Abstract

The accompanying paper described the structural characterization of polyurethane multi- block copolymers that varied block incompatibility at fixed block length and composition. Their linear viscoelastic properties are presented in this paper. Dynamic mechanical experiments in temperature sweep mode confirmed that the materials ranged from almost homogeneous to highly microphase- separated. Dynamic mechanical frequency sweep experiments showed a Rouse-like frequency response in all materials at high temperatures, including those polyurethanes that were highly microphase- separated. This is in stark contrast to the numerous reports on microphase-separated block copolymers that show nonliquidlike terminal behavior at low frequencies.

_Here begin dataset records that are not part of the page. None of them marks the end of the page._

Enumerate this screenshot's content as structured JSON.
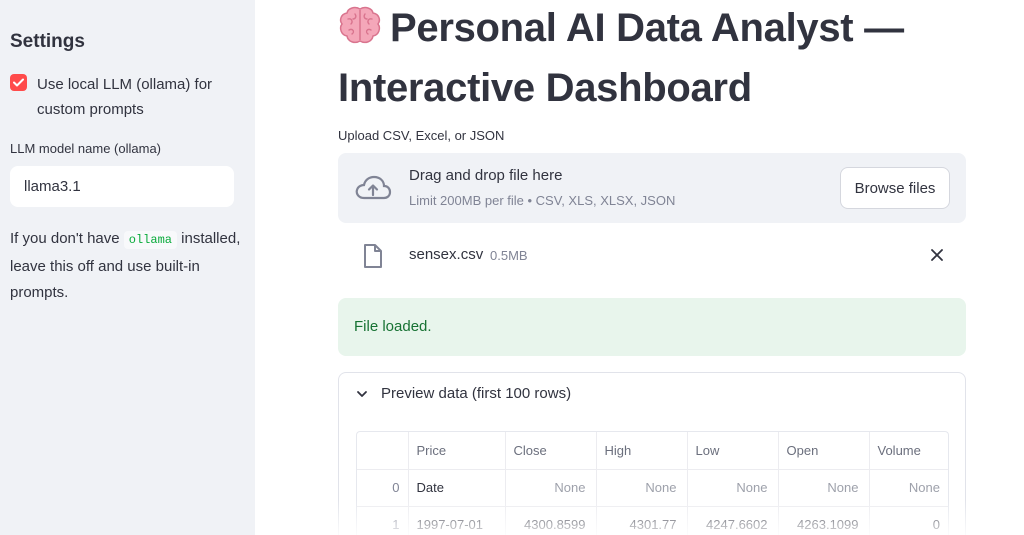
{
  "sidebar": {
    "title": "Settings",
    "checkbox_label": "Use local LLM (ollama) for custom prompts",
    "checkbox_checked": true,
    "model_field_label": "LLM model name (ollama)",
    "model_field_value": "llama3.1",
    "note_before": "If you don't have ",
    "note_code": "ollama",
    "note_after": " installed, leave this off and use built-in prompts."
  },
  "main": {
    "title": "Personal AI Data Analyst — Interactive Dashboard",
    "title_icon": "brain-emoji",
    "uploader": {
      "label": "Upload CSV, Excel, or JSON",
      "drag_text": "Drag and drop file here",
      "limit_text": "Limit 200MB per file • CSV, XLS, XLSX, JSON",
      "browse_label": "Browse files",
      "icon": "cloud-upload-icon"
    },
    "uploaded_file": {
      "name": "sensex.csv",
      "size": "0.5MB",
      "icon": "file-icon"
    },
    "success_message": "File loaded.",
    "success_color": "#177233",
    "preview": {
      "title": "Preview data (first 100 rows)",
      "columns": [
        "",
        "Price",
        "Close",
        "High",
        "Low",
        "Open",
        "Volume"
      ],
      "rows": [
        [
          "0",
          "Date",
          "None",
          "None",
          "None",
          "None",
          "None"
        ],
        [
          "1",
          "1997-07-01",
          "4300.8599",
          "4301.77",
          "4247.6602",
          "4263.1099",
          "0"
        ]
      ]
    }
  },
  "colors": {
    "accent": "#ff4b4b",
    "sidebar_bg": "#f0f2f6",
    "text": "#31333f"
  }
}
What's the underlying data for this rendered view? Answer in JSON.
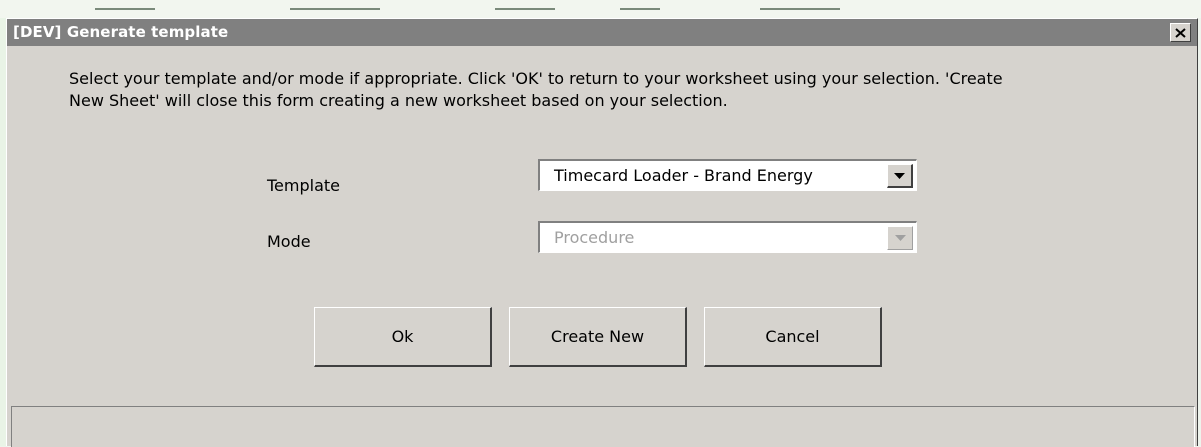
{
  "window": {
    "title": "[DEV] Generate template",
    "close_icon": "close-icon"
  },
  "instructions": {
    "line1": "Select your template and/or mode if appropriate. Click 'OK' to return to your worksheet using your selection.  'Create",
    "line2": "New Sheet' will close this form creating a new worksheet based on your selection."
  },
  "form": {
    "template": {
      "label": "Template",
      "value": "Timecard Loader - Brand Energy",
      "enabled": true
    },
    "mode": {
      "label": "Mode",
      "value": "Procedure",
      "enabled": false
    }
  },
  "buttons": {
    "ok": "Ok",
    "create_new": "Create New",
    "cancel": "Cancel"
  },
  "colors": {
    "dialog_face": "#d6d3ce",
    "titlebar_inactive": "#808080",
    "disabled_text": "#a0a0a0"
  }
}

We attribute this homopolymer-like response of microphase-separated polyurethanes to a lack of long-range order in their microphase-separated structure and regard it to be a crucial feature of most commercial multiblock copolymers. The apparent activation energy for terminal flow was found to be insensitive to the extent of microphase separation, indicating that the thermodynamic penalty N expected for chain motion in block copolymers plays an insignificant role in the dynamics of the present materials. We demonstrate that bare effects (primarily proximity to the Tg) and dynamic asymmetry (friction in one block much larger than in the other) play a major role in the dynamics of polyurethanes. The latter is expected to be especially important in the dynamics of elastomeric block copolymers whose blocks usually have widely separated Tg's.